Anthropic nears first quarterly profit while locking in £930m monthly SpaceX compute deal

TL;DR:

  • Anthropic told investors its June quarter sales could reach at least £8.6bn ($10.9bn), more than double the £3.8bn ($4.8bn) it booked in the March quarter, generating an expected Q2 operating profit of about £444m ($559m).
  • Disclosed in SpaceX’s IPO filing on the same day: Anthropic has agreed to pay SpaceX £930m ($1.25bn) per month for AI compute capacity through May 2029, covering both Colossus and Colossus II training clusters.
  • SpaceX’s own AI segment lost roughly £1.85bn ($2.5bn) on £610m ($818m) of revenue in the March quarter, indicating the seller of compute is still in the red even as a frontier-lab customer turns profitable.

The two figures, published within hours of each other, reset the standing narrative on frontier-lab unit economics. Until now, the working assumption among UK enterprise buyers and investors has been that the leading AI labs would burn cash indefinitely.
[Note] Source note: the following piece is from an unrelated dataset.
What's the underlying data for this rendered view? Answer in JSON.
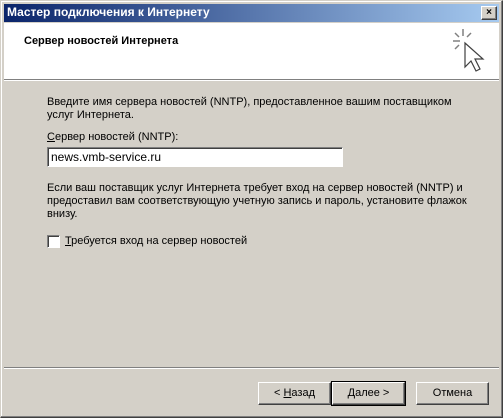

Anthropic’s path to operating profit on Claude — driven by demand for coding tools and the Mythos security model — suggests the question is shifting from “can the labs make money?” to “how does the compute supplier get paid back?”

A £15bn-a-year compute bill changes how enterprises evaluate AI suppliers

The £930m monthly commitment annualises to roughly £15bn a year — an extraordinary single-vendor concentration. Either side can terminate with 90 days’ notice, but the public disclosure changes how UK CIOs and procurement teams should think about supplier viability. A frontier lab is now contractually tied to a private space company’s AI infrastructure timeline. Customers buying Claude or Mythos for the next three years are buying into that triangular dependency.

Anthropic’s revenue ramp also sharpens the competitive picture. OpenAI, which is itself moving towards an IPO with a confidential US filing expected in coming weeks, has historically led on consumer ChatGPT traffic. Anthropic’s enterprise lead — particularly with developers using Claude for code and security teams using Mythos for vulnerability discovery — is now visible in the financials, not just the procurement chatter.

Looking forward

For UK enterprise buyers, the practical questions follow the disclosures. Do existing Anthropic contracts depend on SpaceX clusters in ways procurement should flag for resilience reviews? Does Anthropic’s expected profit reduce or increase pressure on Claude pricing — and how does that change the multi-vendor approach UK CIOs have been building to avoid platform lock-in? The £15bn annual compute commitment also reframes how the UK should think about its own sovereign-compute ambitions: even a profitable frontier lab needs ten figures of capacity per year, and those clusters aren’t currently being built in Britain.

Currency conversions use £1 = $1.27 at time of writing.